Chris Froome widens Tour result but Tom Dumoulin wins on difficult day

Chris Froome moved a step closer to claiming a third Tour de France crown but Tom Dumoulin won the stage 13 day trial in style

Steadily, inexorably, Chris Froome is building the foundations for a third Tour de France victory. His place in the record books alongside Louison Bobet, Philippe Thys and Greg LeMond is far from in the bag but after widening his lead over all his rivals, and in particular Nairo Quintana after the time trial, the Team Sky rider could hardly have hoped to be in a better stance with eight days serious racing to come.

Froome did not win the stage. That honour went to the Dutchman Tom Dumoulin, who is likely to prove his most threaten contender for the gold medal in the Olympic time trial in Rio. Dumoulin was well ahead, 1min 3sec clear of Froome, but the race leader like his immediate rivals had suffered two extremely difficult stages on Wednesday and Thursday and had fallen over a motorbike and then had to run for several hundred metres on Mont Ventoux the previous afternoon.

Both Froome and Dumoulin spoke of the difficulty of vying on another day of heartbreak and shock for France. Dumoulin said he had wondered whether the stage should go ahead, adding: Im happy with the win but its overshadowed of course. Its a strange day, with very mixed feelings. Im happy with the win, but cannot be happy.

Froome took one question at his post-race press conference. With the curious mixture of dignity and defiance that is uniquely his, he was not prepared to discuss the race, which seemed entirely appropriate in the circumstances.

With the exception of Bauke Mollema and perhaps Adam Yates, Froomes rivals could take scant encouragement from an afternoon spend fighting the wind over the plateau running wests into the Ardche. Mollema had indicated well on Mont Ventoux, appearing to suffer the least in the incident with the motorbike, and had been unhappy with the commissaires verdict. Here, the lanky Dutchman was the only rider to finish within a minute of Froome; as a result, he emerged second at 1min 47 sec, and has a chance of improving on his sixth place overall in 2013.

For a rider who says he cannot day trial well, Yates rode strongly, finishing ahead of Quintana and Richie Porte, who clearly started too quickly and fought late on. The young Bury rider does not look like a day triallist either, with the movement in his torso and hips making him seem uncomfortable on his bike compared with Froome or Dumoulin. I did OK. Im never going to pull time out of the GC guys as day trialling is one of my weakest suits. I felt I had power on the climbs but fought in the crosswind segments. I hope when we get to the Alps I can pull some time back and then fighting all the way to Paris.

Behind Yates, merely Quintana, Alejandro Valverde and Tejay van Garderen are within four minutes of Froome, while Romain Bardet restriction his loss and lies seventh at 4min 4sec. Quintana struggled horribly, never looking competitive and following his ineffectual attacks on Mont Ventoux the Colombian appears worn out.

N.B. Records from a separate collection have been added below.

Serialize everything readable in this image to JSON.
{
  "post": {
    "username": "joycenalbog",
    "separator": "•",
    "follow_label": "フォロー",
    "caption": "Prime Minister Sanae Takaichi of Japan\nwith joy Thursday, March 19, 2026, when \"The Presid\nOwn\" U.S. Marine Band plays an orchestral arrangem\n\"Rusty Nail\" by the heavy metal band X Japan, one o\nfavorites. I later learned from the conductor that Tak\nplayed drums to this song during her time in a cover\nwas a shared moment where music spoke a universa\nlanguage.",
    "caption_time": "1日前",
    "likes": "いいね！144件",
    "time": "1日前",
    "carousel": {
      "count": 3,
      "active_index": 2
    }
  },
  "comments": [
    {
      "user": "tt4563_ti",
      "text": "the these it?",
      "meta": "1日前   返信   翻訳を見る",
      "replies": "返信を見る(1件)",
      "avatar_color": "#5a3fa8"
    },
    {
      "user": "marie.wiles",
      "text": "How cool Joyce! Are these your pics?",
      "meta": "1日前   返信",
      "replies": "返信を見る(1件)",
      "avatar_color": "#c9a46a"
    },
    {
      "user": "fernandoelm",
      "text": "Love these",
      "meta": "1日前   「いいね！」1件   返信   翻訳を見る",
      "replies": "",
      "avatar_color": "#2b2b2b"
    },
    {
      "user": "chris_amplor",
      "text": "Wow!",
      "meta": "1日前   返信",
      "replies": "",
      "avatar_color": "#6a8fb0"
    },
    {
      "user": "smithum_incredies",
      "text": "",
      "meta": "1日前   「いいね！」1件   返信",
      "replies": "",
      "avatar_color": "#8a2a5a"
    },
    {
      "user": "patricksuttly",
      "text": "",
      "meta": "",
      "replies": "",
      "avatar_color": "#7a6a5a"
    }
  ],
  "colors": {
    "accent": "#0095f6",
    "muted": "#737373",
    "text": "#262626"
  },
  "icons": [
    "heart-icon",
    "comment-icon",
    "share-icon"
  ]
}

In past Tours 2013 and 2015 he has resurrected in the final week but like the remainder he faces an uphill struggle.

Chris Froome and stage win Tom Dumoulin put down flowers as a mark of respect to the victims of the attack in Nice, joined by Adam Yates, Thomas de Gendt and Peter Sagan. Photograph: Peter Dejong/ AP

This was a brutal exam of strength and not without its hazards. Dumoulin came close to crash, as did Bardet and Quintana, who miscalculated the same left-hand corner. The first mound reared straight up from the start and was followed by a relatively sheltered section through trees along a plateau before a technical series of twistings and turns down into the Ardche gorge, where Dumoulin and Froome were clocked at 110 kph, before climbing again to the finish.

The hills were one factor, but the main issue was the same strong northerly gust that had rent the race to shreds the previous two days. At days producing gusts that built it was difficult to stand steadily, it blew against the riders on the first and final hills, across their trajectory for much of the middle section before moving somewhat behind. That built the choice of equipment a gamble: whether to opt for solid disc wheels at the rear in the knowledge they would be faster but that they may well act as a sail in the crosswinds and cause the bike to feeling unstable; or to use somewhat slower but most secure spoked wheels.

There were casualties even beforehand, with Thibaut Pinot retiring though illness and Simon Gerrans unable to continue after transgressing his collarbone en route to Mont Ventoux.

Froome and co will pedal northwards on Saturday at quite what speed is in the lap of the wind gods as this breeze will be in their faces for what should be a sprint stage where such as Mark Cavendish and Dan McLay will do battle before the next major exam, Sundays strenuous stage through the Alpine foothills, with the super-category climbing of the Grand Colombier. After that the Alps beckon and the Tour is now Froomes to lose.